Six years later, the company has had ups and downs – and its share price suggests it is having a difficult time – but he describes the company as having a “truly disruptive model” because it focuses purely on digital and is purely data-led. “The data and digital media sides of the business demand much more than the ‘creative’ side.” Digital media’s biggest asset is its feedback loop. Sorrell explains that with the advent of AI, you can make an advert in under three minutes. Combine this with first-party data and signals from platforms such as Meta or Google, you can develop “literally millions of pieces of content” for a campaign.
Sorrell’s acquisition-led approach to growth has followed him to S4 Capital. When asked how he finds these businesses for acquisition, Sorrell says that it starts with a mix of people within the firm, journalists, competitors, and most importantly: clients. “Clients are the best source of free information. Every client you see, you should say ‘Who are the best agencies you’ve come across?’ and you get your list that way.”
Not all of these deals are rosy success stories that get plastered on the news every day. According to the Harvard Business Review, between 70 per cent and 90 per cent of M&A deals fail. “The easiest part is getting the deal done,” says Sorrell. “The most difficult part is getting it to work. As people say, but for clients and people, this would be a great business.”

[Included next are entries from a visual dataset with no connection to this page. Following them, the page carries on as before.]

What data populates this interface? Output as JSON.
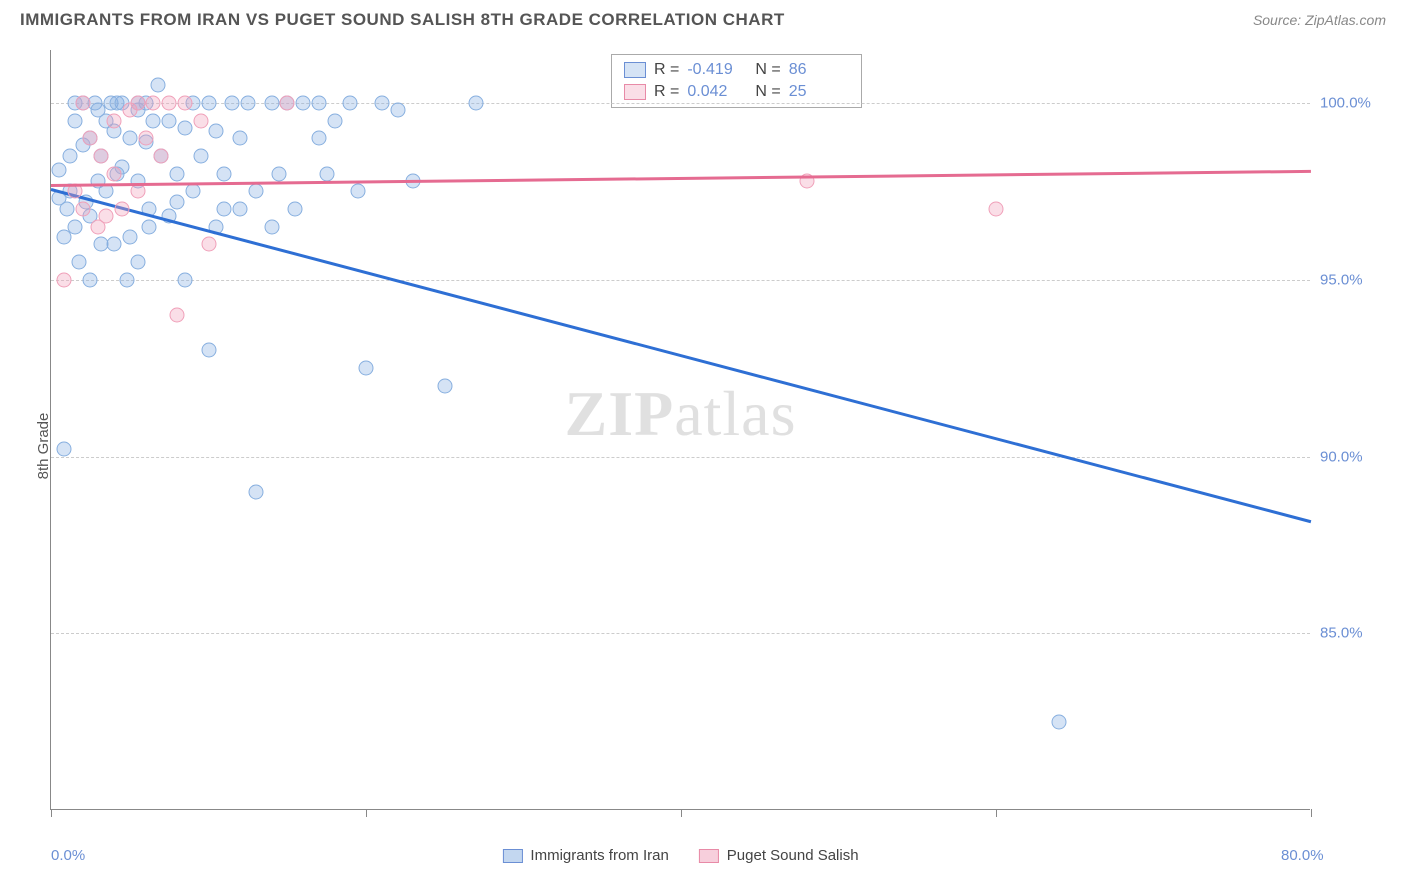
{
  "title": "IMMIGRANTS FROM IRAN VS PUGET SOUND SALISH 8TH GRADE CORRELATION CHART",
  "source": "Source: ZipAtlas.com",
  "ylabel": "8th Grade",
  "watermark": "ZIPatlas",
  "chart": {
    "type": "scatter",
    "xlim": [
      0,
      80
    ],
    "ylim": [
      80,
      101.5
    ],
    "xticks": [
      0,
      20,
      40,
      60,
      80
    ],
    "xtick_labels": [
      "0.0%",
      "",
      "",
      "",
      "80.0%"
    ],
    "yticks": [
      85,
      90,
      95,
      100
    ],
    "ytick_labels": [
      "85.0%",
      "90.0%",
      "95.0%",
      "100.0%"
    ],
    "grid_color": "#cccccc",
    "background": "#ffffff",
    "series": [
      {
        "name": "Immigrants from Iran",
        "color_fill": "rgba(135,175,225,0.35)",
        "color_stroke": "#87afdf",
        "stroke": "#6b8fd4",
        "marker_size": 15,
        "R": "-0.419",
        "N": "86",
        "trend": {
          "x1": 0,
          "y1": 97.6,
          "x2": 80,
          "y2": 88.2,
          "color": "#2e6fd4",
          "width": 3
        },
        "points": [
          [
            0.5,
            97.3
          ],
          [
            0.5,
            98.1
          ],
          [
            0.8,
            96.2
          ],
          [
            0.8,
            90.2
          ],
          [
            1.0,
            97.0
          ],
          [
            1.2,
            98.5
          ],
          [
            1.2,
            97.5
          ],
          [
            1.5,
            100.0
          ],
          [
            1.5,
            99.5
          ],
          [
            1.5,
            96.5
          ],
          [
            1.8,
            95.5
          ],
          [
            2.0,
            98.8
          ],
          [
            2.0,
            100.0
          ],
          [
            2.2,
            97.2
          ],
          [
            2.5,
            99.0
          ],
          [
            2.5,
            95.0
          ],
          [
            2.5,
            96.8
          ],
          [
            2.8,
            100.0
          ],
          [
            3.0,
            97.8
          ],
          [
            3.0,
            99.8
          ],
          [
            3.2,
            98.5
          ],
          [
            3.2,
            96.0
          ],
          [
            3.5,
            99.5
          ],
          [
            3.5,
            97.5
          ],
          [
            3.8,
            100.0
          ],
          [
            4.0,
            96.0
          ],
          [
            4.0,
            99.2
          ],
          [
            4.2,
            100.0
          ],
          [
            4.2,
            98.0
          ],
          [
            4.5,
            98.2
          ],
          [
            4.5,
            100.0
          ],
          [
            4.8,
            95.0
          ],
          [
            5.0,
            99.0
          ],
          [
            5.0,
            96.2
          ],
          [
            5.5,
            97.8
          ],
          [
            5.5,
            99.8
          ],
          [
            5.5,
            100.0
          ],
          [
            5.5,
            95.5
          ],
          [
            6.0,
            98.9
          ],
          [
            6.0,
            100.0
          ],
          [
            6.2,
            97.0
          ],
          [
            6.2,
            96.5
          ],
          [
            6.5,
            99.5
          ],
          [
            6.8,
            100.5
          ],
          [
            7.0,
            98.5
          ],
          [
            7.5,
            99.5
          ],
          [
            7.5,
            96.8
          ],
          [
            8.0,
            97.2
          ],
          [
            8.0,
            98.0
          ],
          [
            8.5,
            99.3
          ],
          [
            8.5,
            95.0
          ],
          [
            9.0,
            100.0
          ],
          [
            9.0,
            97.5
          ],
          [
            9.5,
            98.5
          ],
          [
            10.0,
            100.0
          ],
          [
            10.0,
            93.0
          ],
          [
            10.5,
            96.5
          ],
          [
            10.5,
            99.2
          ],
          [
            11.0,
            97.0
          ],
          [
            11.0,
            98.0
          ],
          [
            11.5,
            100.0
          ],
          [
            12.0,
            97.0
          ],
          [
            12.0,
            99.0
          ],
          [
            12.5,
            100.0
          ],
          [
            13.0,
            97.5
          ],
          [
            13.0,
            89.0
          ],
          [
            14.0,
            100.0
          ],
          [
            14.0,
            96.5
          ],
          [
            14.5,
            98.0
          ],
          [
            15.0,
            100.0
          ],
          [
            15.5,
            97.0
          ],
          [
            16.0,
            100.0
          ],
          [
            17.0,
            99.0
          ],
          [
            17.0,
            100.0
          ],
          [
            17.5,
            98.0
          ],
          [
            18.0,
            99.5
          ],
          [
            19.0,
            100.0
          ],
          [
            19.5,
            97.5
          ],
          [
            20.0,
            92.5
          ],
          [
            21.0,
            100.0
          ],
          [
            22.0,
            99.8
          ],
          [
            23.0,
            97.8
          ],
          [
            25.0,
            92.0
          ],
          [
            27.0,
            100.0
          ],
          [
            64.0,
            82.5
          ]
        ]
      },
      {
        "name": "Puget Sound Salish",
        "color_fill": "rgba(240,160,185,0.35)",
        "color_stroke": "#f0a0b9",
        "stroke": "#e88aa7",
        "marker_size": 15,
        "R": "0.042",
        "N": "25",
        "trend": {
          "x1": 0,
          "y1": 97.7,
          "x2": 80,
          "y2": 98.1,
          "color": "#e56b91",
          "width": 2.5
        },
        "points": [
          [
            0.8,
            95.0
          ],
          [
            1.5,
            97.5
          ],
          [
            2.0,
            97.0
          ],
          [
            2.0,
            100.0
          ],
          [
            2.5,
            99.0
          ],
          [
            3.0,
            96.5
          ],
          [
            3.2,
            98.5
          ],
          [
            3.5,
            96.8
          ],
          [
            4.0,
            98.0
          ],
          [
            4.0,
            99.5
          ],
          [
            4.5,
            97.0
          ],
          [
            5.0,
            99.8
          ],
          [
            5.5,
            97.5
          ],
          [
            5.5,
            100.0
          ],
          [
            6.0,
            99.0
          ],
          [
            6.5,
            100.0
          ],
          [
            7.0,
            98.5
          ],
          [
            7.5,
            100.0
          ],
          [
            8.0,
            94.0
          ],
          [
            8.5,
            100.0
          ],
          [
            9.5,
            99.5
          ],
          [
            10.0,
            96.0
          ],
          [
            15.0,
            100.0
          ],
          [
            48.0,
            97.8
          ],
          [
            60.0,
            97.0
          ]
        ]
      }
    ],
    "legend_bottom": {
      "items": [
        {
          "label": "Immigrants from Iran",
          "fill": "rgba(135,175,225,0.5)",
          "stroke": "#6b8fd4"
        },
        {
          "label": "Puget Sound Salish",
          "fill": "rgba(240,160,185,0.5)",
          "stroke": "#e88aa7"
        }
      ]
    }
  }
}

Where did this man “born and bred in the ghetto of North West London” get the chutzpah to take on the advertising world? “People always tend to think about control,” says Sorrell. “Therefore, their vision is about what they can control. They tend to hire people who are not better than them, and they tend to acquire businesses that are not bigger than them, so that tends to be limiting. What Maurice and Charlie [Saatchi] used to say is that nothing is impossible.”